Une après-midi qu’il avait fait les honneurs de l’endroit à un assez grand nombre de ses enfants qui venaient de sortir ce jour-là, il rencontra un prisonnier appartenant à la classe la plus pauvre des détenus, lequel, ayant été incarcéré une semaine auparavant pour une somme fort minime, avait réglé dans le cours de la matinée et se trouvait également sur le point d’être congédié. Cet homme était un simple maçon, dans son costume de manœuvre ; il avait avec lui sa femme et un paquet, et se montrait on ne peut plus joyeux.

« Dieu vous bénisse, monsieur ! dit-il en passant.

— Et vous pareillement, » répondit le Père de la Maréchaussée d’un ton protecteur et bienveillant.

Ils étaient déjà à quelque distance l’un de l’autre, allant chacun de leur côté, lorsque le maçon cria : « Dites donc, monsieur ! et revint vers le doyen. C’est bien peu de chose, dit le maçon, déposant un petit tas de sous dans la main du vieillard, mais l’intention est bonne. »

C’était la première fois que l’on offrait son tribut au vénérable doyen sous la forme d’une monnaie de billon. Ses enfants avaient souvent accepté une redevance de ce genre, qui, du plein consentement du père, était retombée dans la bourse commune pour servir à acheter de la viande qu’il avait mangée et de la bière qu’il avait bue ; mais une blouse tout éclaboussée de chaux blanche oser le regarder en face en lui faisant hommage de quelques sous ! Voilà du nouveau par exemple !
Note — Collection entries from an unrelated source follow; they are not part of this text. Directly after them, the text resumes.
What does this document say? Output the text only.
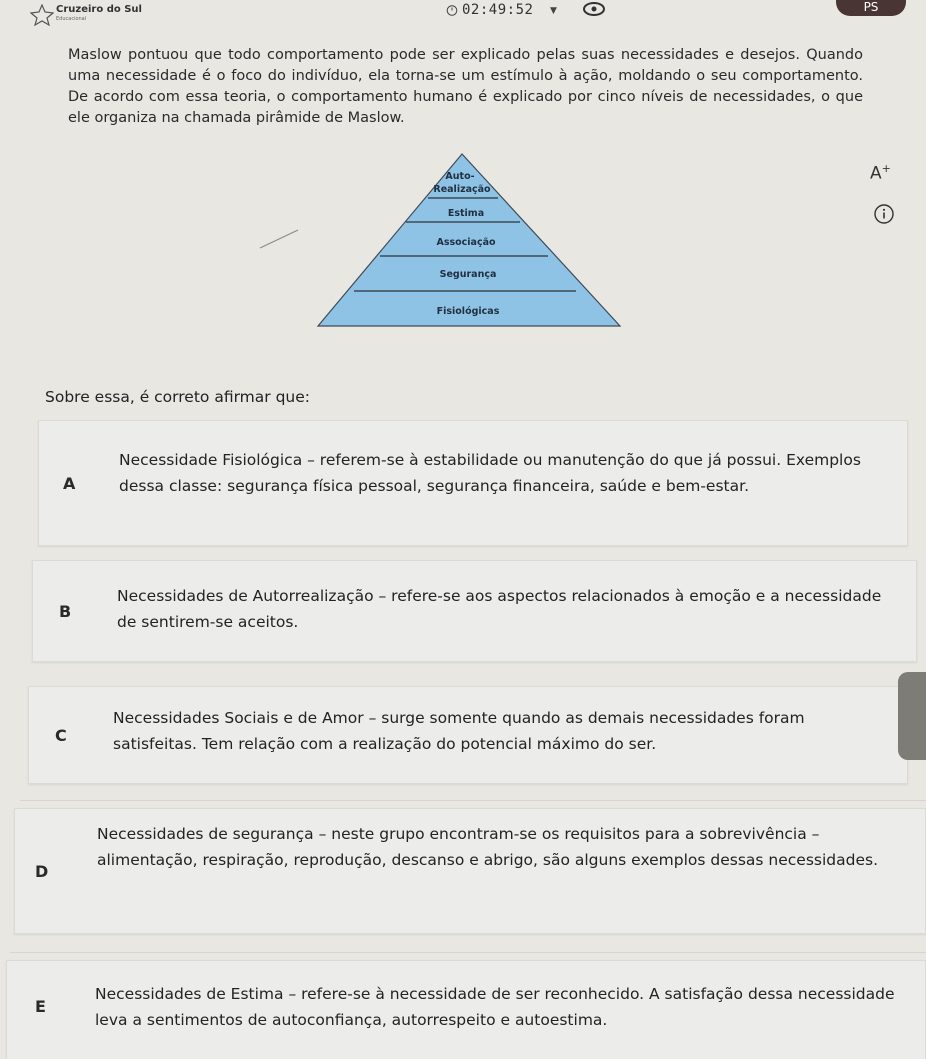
Cruzeiro do Sul
Educacional
02:49:52 ▼	PS

Maslow pontuou que todo comportamento pode ser explicado pelas suas necessidades e desejos. Quando uma necessidade é o foco do indivíduo, ela torna-se um estímulo à ação, moldando o seu comportamento. De acordo com essa teoria, o comportamento humano é explicado por cinco níveis de necessidades, o que ele organiza na chamada pirâmide de Maslow.

Auto-
Realização
Estima
Associação
Segurança
Fisiológicas
A+
Sobre essa, é correto afirmar que:
A
Necessidade Fisiológica – referem-se à estabilidade ou manutenção do que já possui. Exemplos dessa classe: segurança física pessoal, segurança financeira, saúde e bem-estar.
B
Necessidades de Autorrealização – refere-se aos aspectos relacionados à emoção e a necessidade de sentirem-se aceitos.
C
Necessidades Sociais e de Amor – surge somente quando as demais necessidades foram satisfeitas. Tem relação com a realização do potencial máximo do ser.
D
Necessidades de segurança – neste grupo encontram-se os requisitos para a sobrevivência – alimentação, respiração, reprodução, descanso e abrigo, são alguns exemplos dessas necessidades.
E
Necessidades de Estima – refere-se à necessidade de ser reconhecido. A satisfação dessa necessidade leva a sentimentos de autoconfiança, autorrespeito e autoestima.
« Comment osez-vous… ? dit-il à cet homme ; puis il eut la faiblesse de fondre en larmes.

Le maçon lui tourna le visage vers le mur, afin qu’on ne vît pas qu’il pleurait ; et il y avait quelque chose de si délicat dans sa façon d’agir, et il paraissait si pénétré de repentir, et demandait pardon si franchement, que le vieillard ne put faire moins que d’accepter ses excuses en disant :

« Je sais que l’intention était bonne. N’en parlons plus.

— Je crois bien, monsieur, qu’elle était bonne, continua le maçon. J’irai un peu plus loin que les autres pour vous obliger, j’en réponds.

— Comment cela ?

— Je reviendrai vous voir après qu’on m’aura laissé sortir.

— Rendez-moi l’argent, s’écria le vieillard avec empressement ; je veux le garder et je ne le dépenserai jamais. Et je vous remercie, je vous remercie beaucoup ! Vous reviendrez me voir ?

— Vous me reverrez dans huit jours, si je suis encore en vie. » Ils échangèrent une poignée de main et se séparèrent. Ce soir-là, les prisonniers réunis pour festoyer dans une sorte de café se demandèrent ce qui était arrivé à leur Père : il se promenait si tard dans l’obscurité de la cour et paraissait si triste !




  1. Prison pour dettes.
  2. Les habitations des pauvres.
  3. En Angleterre, cette enseigne indique la boutique d’un prêteur sur gages. (Note du traducteur.)